Journal of Law and Social Policy

Document Type


English Abstract

This article analyzes the legislative debates on Ontario’s Better Local Government Act, 2018 through the prism of the reasons why deference should be conferred on choices made by legislatures. It uses the works of British scholar Aileen Kavanagh and Canadian scholar Yasmin Dawood to define a nuanced model of deference focused on the manner in which legislatures have engaged with the problem of rights protection. It provides a six-point framework that summarizes current caselaw and integrates Dawood’s and Kavanagh’s insights. The framework suggests that deference is not warranted on the definition of rights, “manner and form” legislative prescriptions, or partisan self-entrenchment motivations, but is warranted for the resolution of multifaceted issues, informed by governmental expertise, and subject to meaningful parliamentary debates focused on rights and accompanied by participation of electors.
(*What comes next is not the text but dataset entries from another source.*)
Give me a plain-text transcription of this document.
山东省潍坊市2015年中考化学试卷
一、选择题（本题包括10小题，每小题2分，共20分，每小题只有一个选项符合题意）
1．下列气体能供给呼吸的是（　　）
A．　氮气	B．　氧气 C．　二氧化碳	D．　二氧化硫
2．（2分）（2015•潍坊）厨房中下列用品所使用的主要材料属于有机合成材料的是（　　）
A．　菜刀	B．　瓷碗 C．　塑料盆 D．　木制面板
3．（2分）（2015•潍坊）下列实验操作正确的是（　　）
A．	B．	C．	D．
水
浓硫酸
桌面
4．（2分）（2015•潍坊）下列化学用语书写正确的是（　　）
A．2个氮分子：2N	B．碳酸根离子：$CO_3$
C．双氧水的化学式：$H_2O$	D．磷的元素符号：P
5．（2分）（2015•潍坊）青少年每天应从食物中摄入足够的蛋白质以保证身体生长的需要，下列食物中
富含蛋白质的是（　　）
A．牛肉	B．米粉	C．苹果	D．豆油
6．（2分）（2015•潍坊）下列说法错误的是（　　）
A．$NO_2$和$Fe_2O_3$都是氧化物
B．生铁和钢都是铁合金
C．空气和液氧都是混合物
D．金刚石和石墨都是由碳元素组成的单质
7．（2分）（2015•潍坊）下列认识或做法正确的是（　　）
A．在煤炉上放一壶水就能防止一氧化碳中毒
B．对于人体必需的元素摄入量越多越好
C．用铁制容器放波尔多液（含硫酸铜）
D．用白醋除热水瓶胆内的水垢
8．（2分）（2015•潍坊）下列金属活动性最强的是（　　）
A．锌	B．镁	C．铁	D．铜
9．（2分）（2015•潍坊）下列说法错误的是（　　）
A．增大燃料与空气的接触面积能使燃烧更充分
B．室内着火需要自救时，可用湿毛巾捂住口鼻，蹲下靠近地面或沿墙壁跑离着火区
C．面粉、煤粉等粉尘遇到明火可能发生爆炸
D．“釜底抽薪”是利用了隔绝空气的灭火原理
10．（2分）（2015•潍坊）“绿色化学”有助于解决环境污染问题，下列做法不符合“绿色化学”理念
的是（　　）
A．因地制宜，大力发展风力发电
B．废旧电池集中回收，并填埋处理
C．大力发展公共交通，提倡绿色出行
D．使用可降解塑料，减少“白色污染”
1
The article then carefully analyses the entire parliamentary debates surrounding the Better Local Government Act, 2018. It focuses, as Kavanagh suggests, on the importance of distinguishing between the quality of the decision-making process and the quality of the individual reasoning, the former being the matter that courts should assess, rather than the latter. The article concludes that deference is not warranted in the case of the Better Local Government Act, 2018, since the legislative debates did not focus on expertise, were truncated, dealt minimally with the possible rights violations, and did not offer any participatory possibility. The article also offers some conclusions as to the proper use of parliamentary debates. It concludes that courts could send a signal that deference is owed only when governments and legislatures take rights seriously and provide a rationale for their choices. This may create the right incentives for Parliamentarians to address Charter concerns.